Is the risk of the yen expected to increase or decrease?
Answer:
The volatility of the Yen predicts that the risk associated with the Yen is on the rise. However, it should be noted that this only a short term conclusion. In the future the risk may vary upwards or downwards depending on a variety of factors.
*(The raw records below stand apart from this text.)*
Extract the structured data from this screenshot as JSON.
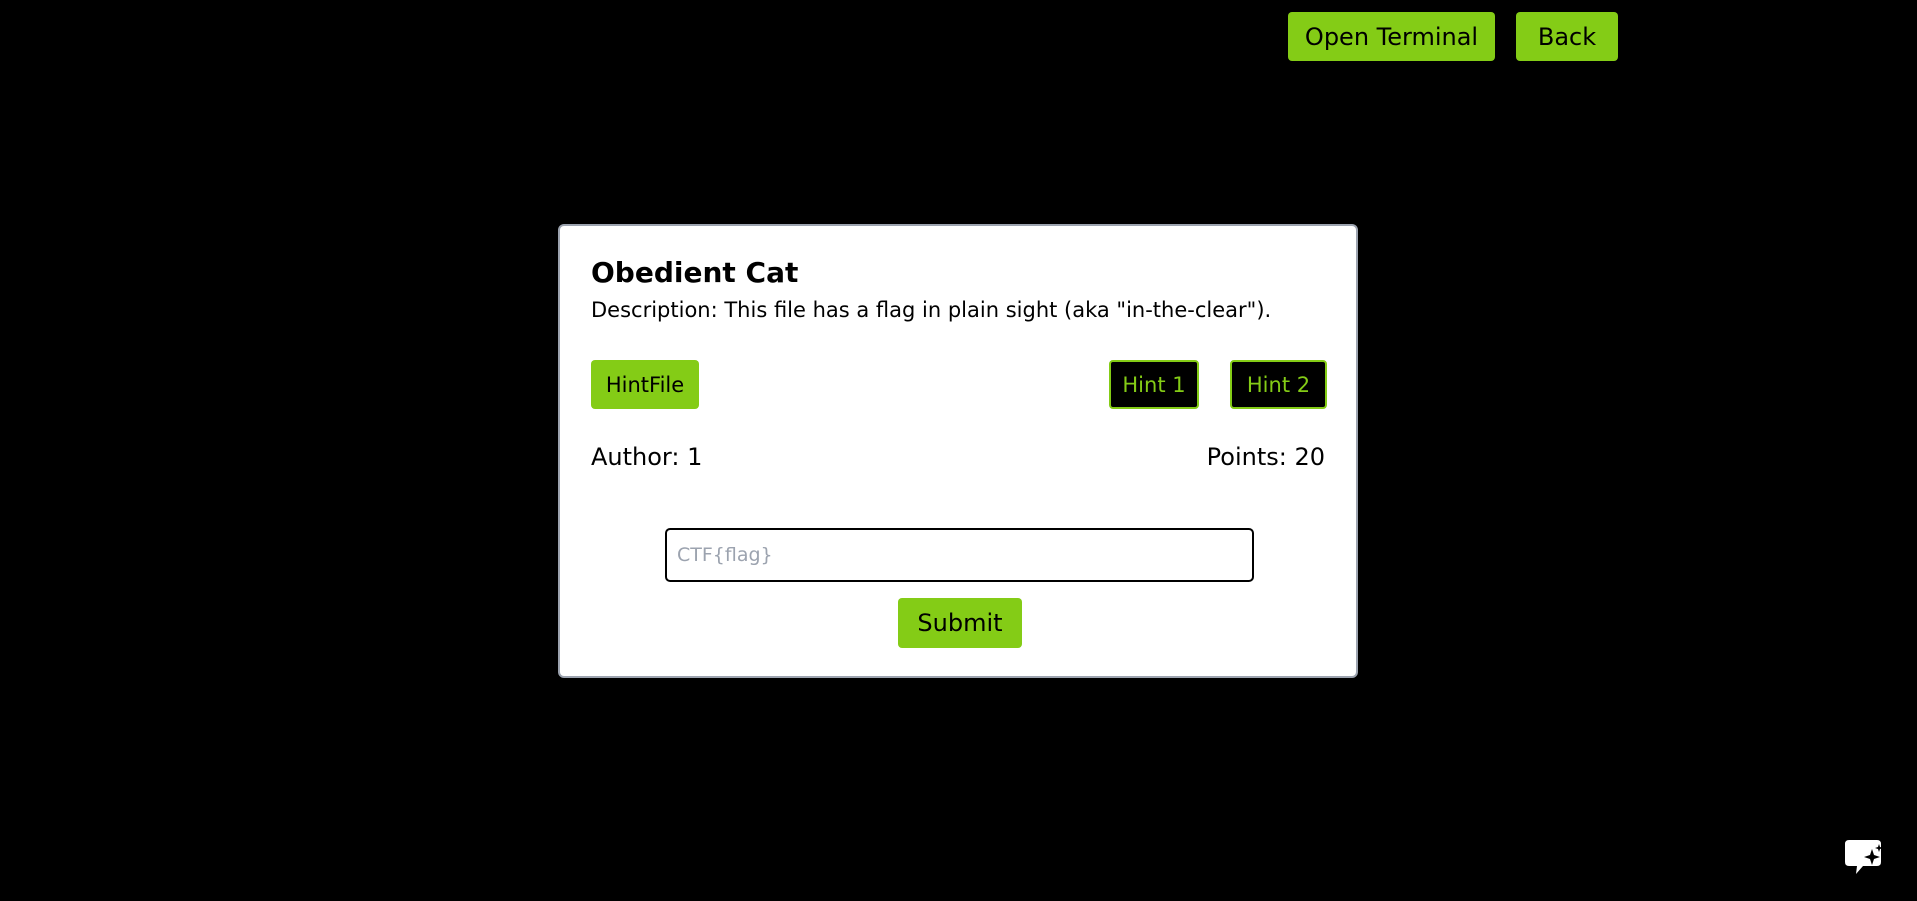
{
  "header": {
    "open_terminal_label": "Open Terminal",
    "back_label": "Back"
  },
  "challenge": {
    "title": "Obedient Cat",
    "description": "Description: This file has a flag in plain sight (aka \"in-the-clear\").",
    "hintfile_label": "HintFile",
    "hint1_label": "Hint 1",
    "hint2_label": "Hint 2",
    "author": "Author: 1",
    "points": "Points: 20",
    "flag_placeholder": "CTF{flag}",
    "flag_value": "",
    "submit_label": "Submit"
  },
  "icons": {
    "chat_widget": "chat-sparkle-icon"
  },
  "colors": {
    "accent": "#84cc16",
    "background": "#000000",
    "card": "#ffffff"
  }
}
Based on the model evaluation, would you feel confident in using these models for trading?
Answer:
The fit of a model should be determined by p-value >α. These models have shown that they are not a good fit, and would therefore require further modifications and calibrations to be fit for trading purposes. They could be tweaked, and over time may be suitable. But at the present time these p-values indicate that the models are not a good fit- and therefore not suitable for trading purposes.